Tuesday, March 17, 2009

coming soon...

We were gathered together for an office meeting after lunch. It's always been my suspicion that our boss calls these meetings after lunch in order to maximize the indigestion potential in his staff.

“As I'm sure you all know,” he began, “the economy is really bad out there, so we're all just going to have to buckle down.”

I sat, waiting for the natural progression of his speech which, I was positive, would be to inform all of us that we had to start selling more. Sales were down, we were slacking, and don't think for a minute that he wouldn't fire every single one of us. We had heard this speech several times before.

“This being said,” he continued, “I've decided to let go of the maintenance service that cleans the office each night. Instead, I'm assigning some of you to do these housekeeping duties.”
It's a small office with only six employees, and three of us, myself included, were added to his newly formed cleaning crew.

For the rest of the afternoon, our boss worked on a spreadsheet outlining his new cleaning schedule...time that he could have been spent selling, which could have increased sales and eliminated the need to create a cleaning schedule since the cleaning service could have been retained.

Once finished, he posted his schedule on the bulletin board next to the monthly sales chart. I saw that my Monday and Wednesday afternoons would be spent sweeping the carpets and my Tuesday and Thursday afternoons would consist of cleaning the bathrooms.

Later that day, wearing my yellow, rubber gloves, I stood over the toilet, gingerly poking the inside of the porcelain bowl with the toilet brush. The nature of my job was taking an alarming, and unfortunate turn...though I guessed that this fell under the 'other duties as described' section in my job description. At least I'm still receiving a paycheck, I told myself...puny as the check may be.

Once I had poked at the toilet enough to deem it 'clean', I checked to make sure that enough toilet paper remained in the dispenser to accommodate everyone's toilet paper needs. Our office's particular toilet paper dispenser is a NeverOut 3000, which is simply an impressive sounding name for a toilet paper dispenser that housed two rolls of toilet paper, one on top of the other.

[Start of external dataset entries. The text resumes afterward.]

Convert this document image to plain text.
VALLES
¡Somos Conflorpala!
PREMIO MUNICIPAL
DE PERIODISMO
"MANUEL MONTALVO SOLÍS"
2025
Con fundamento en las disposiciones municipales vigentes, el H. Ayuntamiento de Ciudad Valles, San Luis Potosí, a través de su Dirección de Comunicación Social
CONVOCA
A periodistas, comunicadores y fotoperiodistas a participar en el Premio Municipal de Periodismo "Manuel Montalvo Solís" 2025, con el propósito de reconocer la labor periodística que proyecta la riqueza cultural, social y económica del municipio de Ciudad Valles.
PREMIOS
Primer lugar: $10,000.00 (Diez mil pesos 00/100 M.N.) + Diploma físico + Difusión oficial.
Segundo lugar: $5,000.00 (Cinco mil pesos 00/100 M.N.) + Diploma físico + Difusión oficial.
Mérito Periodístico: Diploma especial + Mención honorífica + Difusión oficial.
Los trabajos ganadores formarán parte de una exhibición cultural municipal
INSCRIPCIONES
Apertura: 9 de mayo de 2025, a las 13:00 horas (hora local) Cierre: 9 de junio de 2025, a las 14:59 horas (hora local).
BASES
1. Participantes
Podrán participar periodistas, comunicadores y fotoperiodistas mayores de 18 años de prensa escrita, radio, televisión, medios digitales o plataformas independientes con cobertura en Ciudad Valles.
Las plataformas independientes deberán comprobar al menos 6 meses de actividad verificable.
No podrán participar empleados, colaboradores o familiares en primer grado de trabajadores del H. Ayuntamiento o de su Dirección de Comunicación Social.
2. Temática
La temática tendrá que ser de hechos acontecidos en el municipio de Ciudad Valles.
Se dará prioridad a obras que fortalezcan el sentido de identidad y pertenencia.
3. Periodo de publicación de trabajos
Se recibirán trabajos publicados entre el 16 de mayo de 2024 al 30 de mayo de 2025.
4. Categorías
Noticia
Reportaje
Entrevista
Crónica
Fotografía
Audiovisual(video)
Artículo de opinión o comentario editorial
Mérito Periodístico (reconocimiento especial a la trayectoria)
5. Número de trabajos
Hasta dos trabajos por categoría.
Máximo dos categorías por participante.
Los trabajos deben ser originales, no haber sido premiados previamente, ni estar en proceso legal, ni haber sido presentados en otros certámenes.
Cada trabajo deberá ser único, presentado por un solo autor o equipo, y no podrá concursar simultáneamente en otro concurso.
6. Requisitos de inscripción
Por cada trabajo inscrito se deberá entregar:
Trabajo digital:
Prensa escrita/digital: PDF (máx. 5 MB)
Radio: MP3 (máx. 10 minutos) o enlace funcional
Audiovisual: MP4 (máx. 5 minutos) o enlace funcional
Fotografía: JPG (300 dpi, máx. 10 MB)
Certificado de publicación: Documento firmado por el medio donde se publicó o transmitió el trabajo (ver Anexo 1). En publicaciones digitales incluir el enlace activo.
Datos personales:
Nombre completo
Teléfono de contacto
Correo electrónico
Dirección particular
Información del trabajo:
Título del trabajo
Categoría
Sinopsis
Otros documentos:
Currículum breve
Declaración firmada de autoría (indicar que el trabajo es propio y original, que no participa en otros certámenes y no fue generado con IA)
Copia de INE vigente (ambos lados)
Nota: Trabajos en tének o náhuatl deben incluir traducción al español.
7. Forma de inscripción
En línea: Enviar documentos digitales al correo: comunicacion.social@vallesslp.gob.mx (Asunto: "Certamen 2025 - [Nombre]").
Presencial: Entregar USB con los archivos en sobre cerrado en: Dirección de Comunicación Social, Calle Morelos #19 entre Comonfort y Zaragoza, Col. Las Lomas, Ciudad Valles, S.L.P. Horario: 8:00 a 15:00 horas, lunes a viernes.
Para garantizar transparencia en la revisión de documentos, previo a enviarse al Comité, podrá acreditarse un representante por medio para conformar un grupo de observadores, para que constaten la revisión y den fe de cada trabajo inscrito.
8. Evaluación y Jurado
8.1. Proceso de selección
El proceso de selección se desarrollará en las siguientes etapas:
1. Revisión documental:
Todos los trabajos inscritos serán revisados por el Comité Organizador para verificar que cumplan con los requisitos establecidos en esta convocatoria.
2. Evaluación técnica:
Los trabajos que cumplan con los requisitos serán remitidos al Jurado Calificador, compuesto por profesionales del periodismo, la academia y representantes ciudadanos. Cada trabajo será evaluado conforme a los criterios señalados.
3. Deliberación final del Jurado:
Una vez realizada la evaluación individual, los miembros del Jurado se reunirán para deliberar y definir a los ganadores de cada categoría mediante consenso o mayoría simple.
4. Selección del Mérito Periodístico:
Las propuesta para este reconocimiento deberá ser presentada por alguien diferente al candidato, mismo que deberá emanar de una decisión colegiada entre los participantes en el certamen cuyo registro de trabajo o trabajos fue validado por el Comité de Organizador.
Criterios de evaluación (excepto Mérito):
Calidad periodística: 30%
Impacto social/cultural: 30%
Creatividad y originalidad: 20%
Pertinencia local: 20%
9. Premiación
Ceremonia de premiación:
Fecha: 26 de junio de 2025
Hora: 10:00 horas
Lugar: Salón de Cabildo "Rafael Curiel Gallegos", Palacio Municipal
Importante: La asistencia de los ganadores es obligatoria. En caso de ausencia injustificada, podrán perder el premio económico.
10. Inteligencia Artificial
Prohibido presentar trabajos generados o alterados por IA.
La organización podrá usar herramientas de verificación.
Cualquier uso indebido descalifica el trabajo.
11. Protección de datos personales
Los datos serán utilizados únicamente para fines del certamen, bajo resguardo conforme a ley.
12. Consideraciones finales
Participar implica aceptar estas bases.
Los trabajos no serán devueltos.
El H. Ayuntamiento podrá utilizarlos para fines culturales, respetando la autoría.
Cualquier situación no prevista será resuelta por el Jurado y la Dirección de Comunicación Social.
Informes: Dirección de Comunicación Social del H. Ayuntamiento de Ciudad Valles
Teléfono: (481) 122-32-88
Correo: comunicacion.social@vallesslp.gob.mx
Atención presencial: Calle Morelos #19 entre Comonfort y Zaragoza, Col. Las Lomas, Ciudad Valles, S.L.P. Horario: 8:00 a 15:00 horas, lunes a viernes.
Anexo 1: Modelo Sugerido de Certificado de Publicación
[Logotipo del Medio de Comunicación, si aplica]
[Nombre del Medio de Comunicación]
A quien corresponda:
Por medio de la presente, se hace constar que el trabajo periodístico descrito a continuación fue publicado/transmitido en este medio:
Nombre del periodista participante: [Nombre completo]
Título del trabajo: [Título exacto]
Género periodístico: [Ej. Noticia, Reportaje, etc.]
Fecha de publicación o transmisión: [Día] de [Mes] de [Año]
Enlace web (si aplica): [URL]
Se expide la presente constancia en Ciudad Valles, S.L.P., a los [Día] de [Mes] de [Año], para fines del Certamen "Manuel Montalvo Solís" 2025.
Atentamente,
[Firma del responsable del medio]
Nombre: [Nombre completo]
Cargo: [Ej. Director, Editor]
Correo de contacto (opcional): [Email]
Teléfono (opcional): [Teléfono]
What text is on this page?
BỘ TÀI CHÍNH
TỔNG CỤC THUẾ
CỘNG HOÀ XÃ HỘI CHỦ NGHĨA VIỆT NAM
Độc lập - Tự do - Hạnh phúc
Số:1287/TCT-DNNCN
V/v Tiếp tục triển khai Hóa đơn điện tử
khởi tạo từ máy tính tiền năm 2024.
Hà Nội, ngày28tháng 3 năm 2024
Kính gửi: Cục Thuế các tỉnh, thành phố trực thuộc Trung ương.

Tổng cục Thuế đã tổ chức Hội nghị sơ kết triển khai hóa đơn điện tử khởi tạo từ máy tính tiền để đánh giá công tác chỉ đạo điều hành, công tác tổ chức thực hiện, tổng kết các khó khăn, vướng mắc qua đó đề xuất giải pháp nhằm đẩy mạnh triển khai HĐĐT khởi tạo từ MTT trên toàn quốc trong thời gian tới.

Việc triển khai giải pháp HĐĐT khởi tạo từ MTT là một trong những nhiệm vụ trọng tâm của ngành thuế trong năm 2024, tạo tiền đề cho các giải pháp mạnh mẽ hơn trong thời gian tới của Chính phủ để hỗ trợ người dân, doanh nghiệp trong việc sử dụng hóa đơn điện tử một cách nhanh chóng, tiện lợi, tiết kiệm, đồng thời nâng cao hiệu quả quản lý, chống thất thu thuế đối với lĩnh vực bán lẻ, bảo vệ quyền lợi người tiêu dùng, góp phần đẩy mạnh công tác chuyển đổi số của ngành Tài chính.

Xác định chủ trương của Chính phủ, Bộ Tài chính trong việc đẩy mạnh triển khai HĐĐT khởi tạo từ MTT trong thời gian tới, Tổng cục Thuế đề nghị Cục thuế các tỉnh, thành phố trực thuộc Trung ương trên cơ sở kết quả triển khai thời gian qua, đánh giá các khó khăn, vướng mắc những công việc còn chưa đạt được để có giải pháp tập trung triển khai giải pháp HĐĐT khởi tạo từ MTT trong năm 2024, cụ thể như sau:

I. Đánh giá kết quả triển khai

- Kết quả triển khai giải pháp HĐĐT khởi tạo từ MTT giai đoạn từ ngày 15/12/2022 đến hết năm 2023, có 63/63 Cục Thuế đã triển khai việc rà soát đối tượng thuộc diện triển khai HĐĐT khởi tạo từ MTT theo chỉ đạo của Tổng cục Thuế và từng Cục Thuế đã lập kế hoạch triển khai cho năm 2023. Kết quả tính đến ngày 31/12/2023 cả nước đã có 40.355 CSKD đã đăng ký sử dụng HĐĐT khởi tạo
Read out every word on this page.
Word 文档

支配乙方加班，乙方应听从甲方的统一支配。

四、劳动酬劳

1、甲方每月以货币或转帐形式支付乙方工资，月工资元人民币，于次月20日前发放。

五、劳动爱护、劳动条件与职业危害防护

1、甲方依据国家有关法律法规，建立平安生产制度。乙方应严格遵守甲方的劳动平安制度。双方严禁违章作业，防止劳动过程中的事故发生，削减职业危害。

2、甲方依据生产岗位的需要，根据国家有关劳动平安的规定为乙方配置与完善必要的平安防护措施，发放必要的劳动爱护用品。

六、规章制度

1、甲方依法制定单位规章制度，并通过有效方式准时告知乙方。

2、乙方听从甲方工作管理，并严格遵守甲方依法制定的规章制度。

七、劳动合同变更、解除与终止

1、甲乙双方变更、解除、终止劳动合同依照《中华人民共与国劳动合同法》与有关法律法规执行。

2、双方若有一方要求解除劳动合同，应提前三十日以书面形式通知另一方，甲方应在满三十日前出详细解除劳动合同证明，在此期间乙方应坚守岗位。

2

As I checked the roll status of the NeverOut 3000, I began wondering where the number 3000 came from. Was this an attempt to make the cheap plastic casing sound futuristic? Doubtfully, I thought, because by the year 3000 I'm quite sure that pedestrian activities such as going to the bathroom will be a thing of the past. By then, I figured, bathrooms would consist of high powered laser beams shot toward our colon region and vaporizing all the excrement that had built up for the day, thus eliminating the need for any type of paper products, toilet or otherwise, in the bathrooms of the future.

And I couldn't imagine that this was the 3000th model of NeverOut toilet paper dispensers...because how hard would it be to simply design a dispenser that housed two rolls, one on top of the other? Even I, a lowly sales/bathroom cleaning associate, could have designed something like this...and I'm quite certain that it wouldn't have taken 3000 attempts. 25 or 30, perhaps, but not 3000.

At most, I thought, this might be the third generation of NeverOut toilet dispensers, but the NeverOut executives, fearing that a product called the NeverOut 3 didn't sound very impressive, decided to add a few zeros. A large number such as 3000, rather than 3, would ensure everybody that NeverOut only utilized the most up-to-date toilet paper technology available.

Which, as I stood in the middle of the office bathroom wearing my yellow, rubber gloves and contemplating our toilet paper dispenser, made perfect sense. Adding zeros to anything makes it sound more impressive and exciting! Would Thriller have been such a revered album if it had sold 45 copies instead of 45,000,000? Of course not. And, with another birthday coming up only a few short weeks away, I decided that I would employ this same logic.

So, coming this May, I am proud to introduce the new and improved Terry 3700!